Das Jahr 2006 war das Stalingrad in diesem Bereich.
Es erschienen so viele Bücher über Fußball,
davon auch viele wirklich schlechte, dass kaum noch
ein Händler diese in sein Regal legt.
Besonders stolz bin ich auf den zweiten Band „Der
Pott ist rund“. Hier habe ich die Geschichte
aller Ruhrgebietsvereine recherchiert. Das kürzlich
erschienene Buch „Fußballtage im Westen“
ist ein Meilenstein. So etwas hat es noch nie gegeben.

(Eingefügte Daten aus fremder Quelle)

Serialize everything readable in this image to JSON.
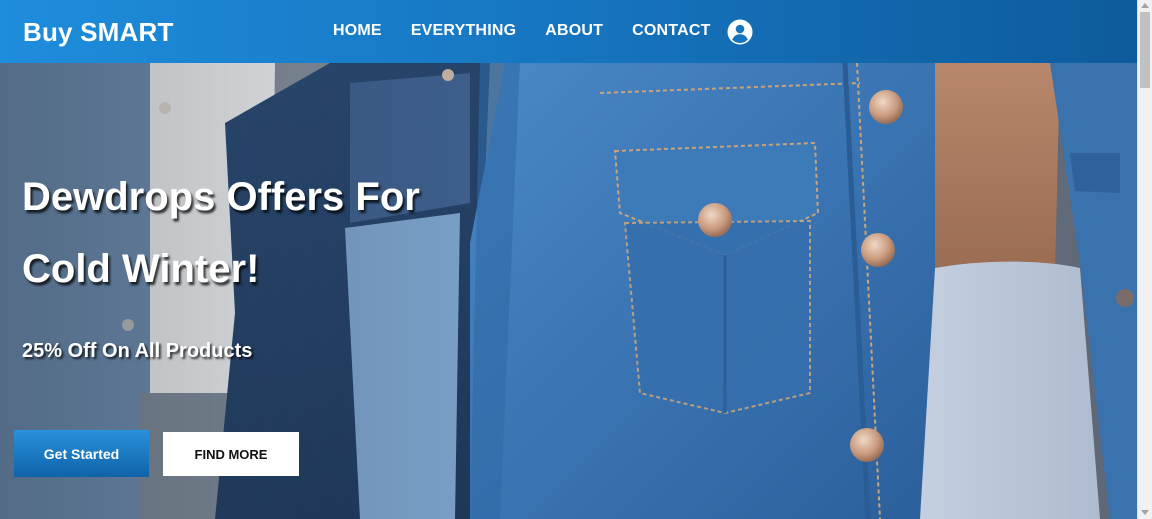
{
  "brand": {
    "name": "Buy SMART"
  },
  "nav": {
    "items": [
      {
        "label": "HOME"
      },
      {
        "label": "EVERYTHING"
      },
      {
        "label": "ABOUT"
      },
      {
        "label": "CONTACT"
      }
    ],
    "account_icon": "user-circle-icon"
  },
  "hero": {
    "headline_line1": "Dewdrops Offers For",
    "headline_line2": "Cold Winter!",
    "subheadline": "25% Off On All Products",
    "primary_button": "Get Started",
    "secondary_button": "FIND MORE",
    "background_image": "denim-jacket-photo"
  },
  "colors": {
    "nav_gradient_start": "#1e8ddc",
    "nav_gradient_end": "#0d5b9c",
    "denim": "#3b78b8",
    "button_primary": "#1b7ac8",
    "text": "#ffffff"
  }
}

Die Oberliga West wurde zuvor meist nur sehr oberflächlich
behandelt. Ich bin aber als Historiker mit der Fragestellung
herangegangen, warum der Fußball eine kollektive
Identität stiften konnte. Wie entstanden die
Helden und Mythen dieser Zeit?
Jawattdenn.de:
Wie funktioniert eigentlich die Recherche für
so einen Bildband? Ist das nicht ungeheuer aufwändig?
Die Bilder sind schließlich größtenteils
unveröffentlicht gewesen.
Ralf
Piorr:
Die reine Recherche war in diesem Fall sehr einfach.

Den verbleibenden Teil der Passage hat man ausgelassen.